Clearly loosing the keywords visitors use to find your website is a big loss to any digital marketer. And although +Matt Cutts originally commented the change would only effect a small proportion of your traffic, clearly this was going to increase over time. After all, logging into a Google service is exactly what Google would like all its users to do…
Now the browsers themselves are also impacting “not provided”. In July 2012 Firefox announced a switch to SSL for all Google searches, and Safari follwed in September 2012. On January 18th, Google announced the same change. That is, even if the visitor is not logged into a Google service, the Chrome omnibox uses SSL for the visitor’s session. So another step to seeing organic keyword detail all but disappear form your traffic reports. SEO is definitely getting harder…!
The inflection point (i-3) corresponds to Google’s change for the Chrome browser.

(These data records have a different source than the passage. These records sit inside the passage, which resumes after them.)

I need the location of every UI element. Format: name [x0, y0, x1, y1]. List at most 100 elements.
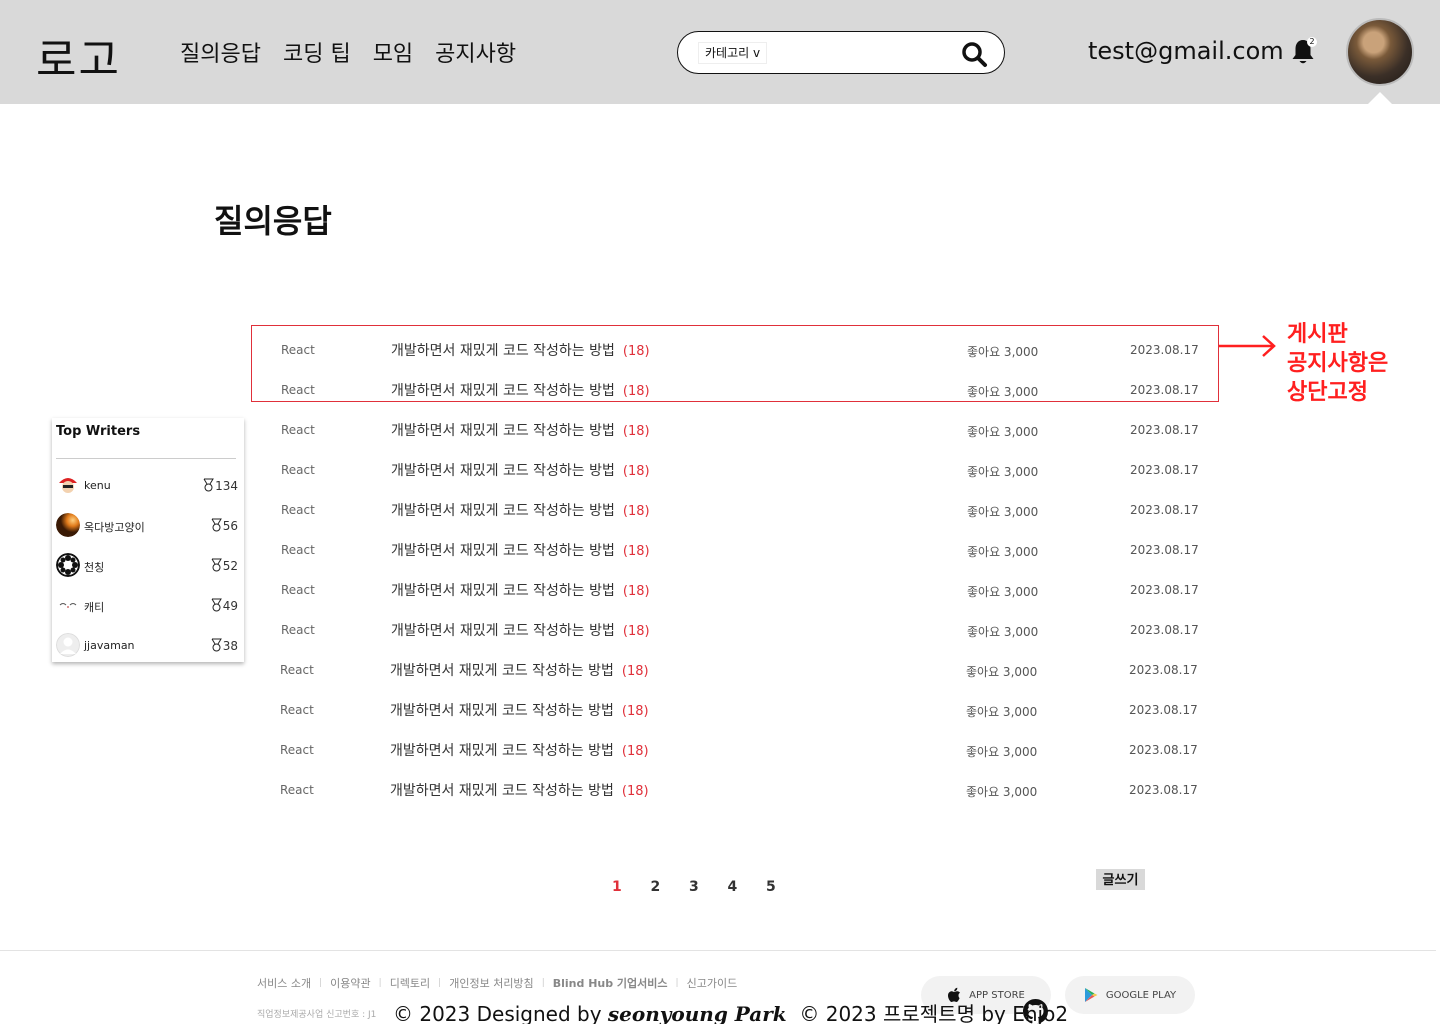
post-likes: 좋아요 3,000 [967, 585, 1039, 599]
user-email: test@gmail.com [1088, 37, 1284, 65]
writer-name: 천칭 [84, 561, 105, 574]
post-comment-count: (18) [622, 424, 650, 439]
post-row[interactable]: React 개발하면서 재밌게 코드 작성하는 방법 (18) 좋아요 3,000… [251, 448, 1219, 488]
writer-row[interactable]: jjavaman 38 [56, 633, 238, 659]
post-likes: 좋아요 3,000 [966, 665, 1038, 679]
post-title: 개발하면서 재밌게 코드 작성하는 방법 (18) [390, 780, 649, 800]
post-category: React [280, 743, 314, 757]
post-title: 개발하면서 재밌게 코드 작성하는 방법 (18) [391, 420, 650, 440]
writer-avatar [56, 513, 80, 537]
post-date: 2023.08.17 [1130, 343, 1199, 357]
post-likes: 좋아요 3,000 [966, 705, 1038, 719]
post-row[interactable]: React 개발하면서 재밌게 코드 작성하는 방법 (18) 좋아요 3,000… [251, 408, 1219, 448]
post-likes: 좋아요 3,000 [967, 545, 1039, 559]
post-comment-count: (18) [622, 384, 650, 399]
post-title-text: 개발하면서 재밌게 코드 작성하는 방법 [391, 543, 615, 559]
nav-item-meetups[interactable]: 모임 [373, 36, 413, 68]
post-title-text: 개발하면서 재밌게 코드 작성하는 방법 [390, 783, 614, 799]
annotation-line: 게시판 [1287, 322, 1348, 347]
post-comment-count: (18) [622, 624, 650, 639]
write-post-button[interactable]: 글쓰기 [1096, 869, 1145, 890]
post-category: React [280, 663, 314, 677]
page-link[interactable]: 3 [689, 879, 728, 895]
top-header: 로고 질의응답 코딩 팁 모임 공지사항 카테고리 v test@gmail.c… [0, 0, 1440, 104]
page-link-current[interactable]: 1 [612, 879, 651, 895]
post-row[interactable]: React 개발하면서 재밌게 코드 작성하는 방법 (18) 좋아요 3,000… [250, 728, 1218, 768]
github-icon[interactable] [1023, 999, 1048, 1024]
post-likes: 좋아요 3,000 [967, 345, 1039, 359]
writer-avatar [56, 473, 80, 497]
top-writers-title: Top Writers [56, 424, 141, 439]
post-likes: 좋아요 3,000 [967, 385, 1039, 399]
footer-separator: | [319, 978, 323, 988]
writer-row[interactable]: kenu 134 [56, 473, 238, 499]
writer-row[interactable]: 천칭 52 [56, 553, 238, 579]
nav-item-coding-tips[interactable]: 코딩 팁 [283, 36, 351, 68]
user-avatar[interactable] [1346, 18, 1414, 86]
post-comment-count: (18) [621, 704, 649, 719]
footer-link-privacy[interactable]: 개인정보 처리방침 [449, 975, 533, 991]
annotation-line: 공지사항은 [1287, 351, 1389, 376]
post-row[interactable]: React 개발하면서 재밌게 코드 작성하는 방법 (18) 좋아요 3,000… [251, 528, 1219, 568]
post-date: 2023.08.17 [1130, 623, 1199, 637]
post-title-text: 개발하면서 재밌게 코드 작성하는 방법 [391, 623, 615, 639]
search-icon[interactable] [960, 40, 988, 68]
post-title: 개발하면서 재밌게 코드 작성하는 방법 (18) [391, 500, 650, 520]
post-row[interactable]: React 개발하면서 재밌게 코드 작성하는 방법 (18) 좋아요 3,000… [251, 328, 1219, 368]
post-comment-count: (18) [622, 464, 650, 479]
post-category: React [280, 783, 314, 797]
post-row[interactable]: React 개발하면서 재밌게 코드 작성하는 방법 (18) 좋아요 3,000… [251, 568, 1219, 608]
footer-separator: | [675, 978, 679, 988]
site-logo[interactable]: 로고 [36, 24, 121, 88]
writer-score: 49 [211, 598, 238, 613]
post-row[interactable]: React 개발하면서 재밌게 코드 작성하는 방법 (18) 좋아요 3,000… [250, 688, 1218, 728]
writer-score-value: 56 [222, 519, 238, 533]
medal-icon [211, 518, 222, 532]
search-category-select[interactable]: 카테고리 v [698, 42, 768, 64]
writer-name: kenu [84, 479, 111, 492]
post-likes: 좋아요 3,000 [966, 785, 1038, 799]
post-date: 2023.08.17 [1130, 503, 1199, 517]
post-title: 개발하면서 재밌게 코드 작성하는 방법 (18) [391, 380, 650, 400]
post-title: 개발하면서 재밌게 코드 작성하는 방법 (18) [390, 700, 649, 720]
post-date: 2023.08.17 [1130, 583, 1199, 597]
footer-link-directory[interactable]: 디렉토리 [390, 975, 430, 991]
writer-row[interactable]: 캐티 49 [56, 593, 238, 619]
post-category: React [281, 543, 315, 557]
writer-row[interactable]: 옥다방고양이 56 [56, 513, 238, 539]
search-input[interactable] [778, 40, 948, 66]
post-row[interactable]: React 개발하면서 재밌게 코드 작성하는 방법 (18) 좋아요 3,000… [250, 648, 1218, 688]
writer-name: 옥다방고양이 [84, 521, 145, 534]
footer-link-report-guide[interactable]: 신고가이드 [687, 975, 738, 991]
post-likes: 좋아요 3,000 [967, 425, 1039, 439]
post-category: React [281, 343, 315, 357]
post-row[interactable]: React 개발하면서 재밌게 코드 작성하는 방법 (18) 좋아요 3,000… [251, 608, 1219, 648]
post-likes: 좋아요 3,000 [967, 625, 1039, 639]
post-category: React [281, 583, 315, 597]
nav-item-qna[interactable]: 질의응답 [180, 36, 261, 68]
post-comment-count: (18) [621, 664, 649, 679]
post-row[interactable]: React 개발하면서 재밌게 코드 작성하는 방법 (18) 좋아요 3,000… [251, 368, 1219, 408]
post-row[interactable]: React 개발하면서 재밌게 코드 작성하는 방법 (18) 좋아요 3,000… [250, 768, 1218, 808]
post-category: React [281, 503, 315, 517]
post-title-text: 개발하면서 재밌게 코드 작성하는 방법 [391, 583, 615, 599]
post-title: 개발하면서 재밌게 코드 작성하는 방법 (18) [391, 460, 650, 480]
page-link[interactable]: 5 [766, 879, 805, 895]
medal-icon [203, 478, 214, 492]
footer-separator: | [541, 978, 545, 988]
annotation-arrow-icon [1219, 335, 1276, 357]
post-category: React [281, 623, 315, 637]
google-play-button[interactable]: GOOGLE PLAY [1065, 976, 1195, 1014]
footer-link-about[interactable]: 서비스 소개 [257, 975, 311, 991]
post-row[interactable]: React 개발하면서 재밌게 코드 작성하는 방법 (18) 좋아요 3,000… [251, 488, 1219, 528]
post-date: 2023.08.17 [1130, 543, 1199, 557]
page-link[interactable]: 4 [728, 879, 767, 895]
page-link[interactable]: 2 [651, 879, 690, 895]
post-date: 2023.08.17 [1130, 423, 1199, 437]
business-registration-info: 직업정보제공사업 신고번호 : J1 [257, 1010, 377, 1020]
footer-link-terms[interactable]: 이용약관 [330, 975, 370, 991]
nav-item-notices[interactable]: 공지사항 [435, 36, 516, 68]
footer-link-business[interactable]: Blind Hub 기업서비스 [553, 975, 668, 991]
post-date: 2023.08.17 [1129, 743, 1198, 757]
google-play-label: GOOGLE PLAY [1105, 989, 1177, 1001]
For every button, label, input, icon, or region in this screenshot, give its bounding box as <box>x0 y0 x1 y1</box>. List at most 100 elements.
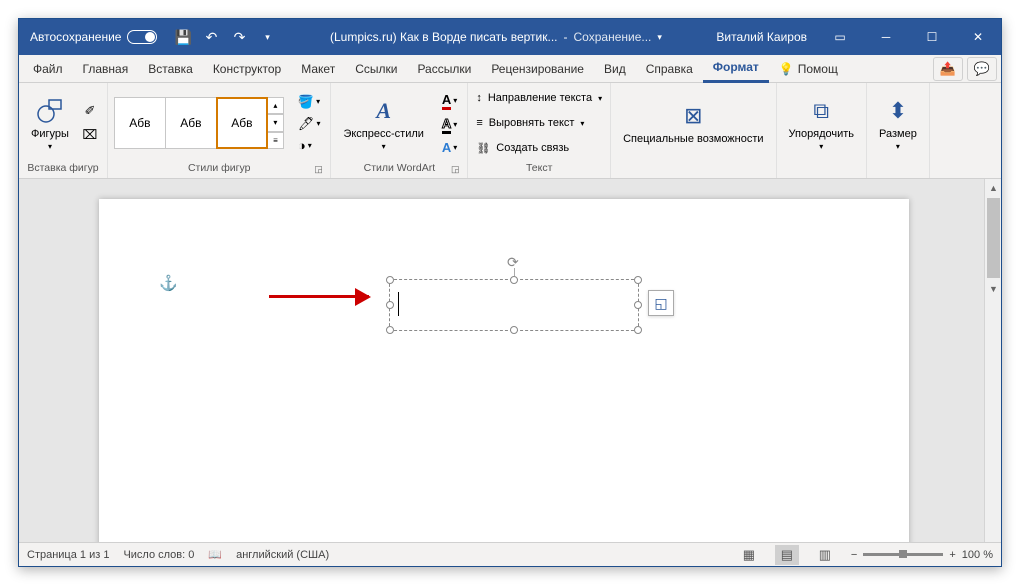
text-outline-button[interactable]: A▾ <box>438 114 461 136</box>
user-name[interactable]: Виталий Каиров <box>706 30 817 44</box>
tab-home[interactable]: Главная <box>73 56 139 82</box>
group-accessibility: ⊠ Специальные возможности <box>611 83 776 178</box>
zoom-in-button[interactable]: + <box>949 549 955 561</box>
tab-insert[interactable]: Вставка <box>138 56 203 82</box>
style-more-icon[interactable]: ≡ <box>268 132 284 149</box>
shape-effects-button[interactable]: ◑▾ <box>294 136 325 155</box>
lightbulb-icon: 💡 <box>779 62 794 76</box>
zoom-control: − + 100 % <box>851 549 993 561</box>
tab-review[interactable]: Рецензирование <box>481 56 594 82</box>
close-button[interactable]: ✕ <box>955 19 1001 55</box>
word-window: Автосохранение 💾 ↶ ↷ ▾ (Lumpics.ru) Как … <box>18 18 1002 567</box>
resize-handle[interactable] <box>510 276 518 284</box>
minimize-button[interactable]: ─ <box>863 19 909 55</box>
titlebar: Автосохранение 💾 ↶ ↷ ▾ (Lumpics.ru) Как … <box>19 19 1001 55</box>
redo-icon[interactable]: ↷ <box>227 25 251 49</box>
style-up-icon[interactable]: ▴ <box>268 97 284 114</box>
document-area[interactable]: ⚓ ⟳ ◱ ▲ ▼ <box>19 179 1001 542</box>
effects-icon: ◑ <box>298 138 306 153</box>
page-count[interactable]: Страница 1 из 1 <box>27 549 109 561</box>
tab-format[interactable]: Формат <box>703 55 769 83</box>
style-down-icon[interactable]: ▾ <box>268 114 284 131</box>
anchor-icon: ⚓ <box>159 274 178 292</box>
autosave-toggle[interactable]: Автосохранение <box>22 30 165 44</box>
edit-shape-icon[interactable]: ✐ <box>79 100 101 122</box>
shape-fill-button[interactable]: 🪣▾ <box>294 92 325 112</box>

Figure 4 - Proportion of global web traffic by browser type
Technical Side Note
Although the SSL protocol strips ALL referrer detail from http headers, the referring domain can be retrieved by browsers that support meta referrer (currently only Chrome). That means, https://www.google.com/ will show as the referrer for example, though the query parameter containing the search term is not available. To cater for browsers that do not support meta referrer (currently IE, Safari and Firefox), Google redirects the visitor through a http referrer with the visit search terms removed (q parameter is null).
Privacy Side Note:
What I find odd (and disconcerting) is Google’s approach to AdWords traffic. That is, Adwords visits to your website are not affected – you still receive the keyword detail. It is strange to me that Google considers privacy important for organic searches, but not for paid searches.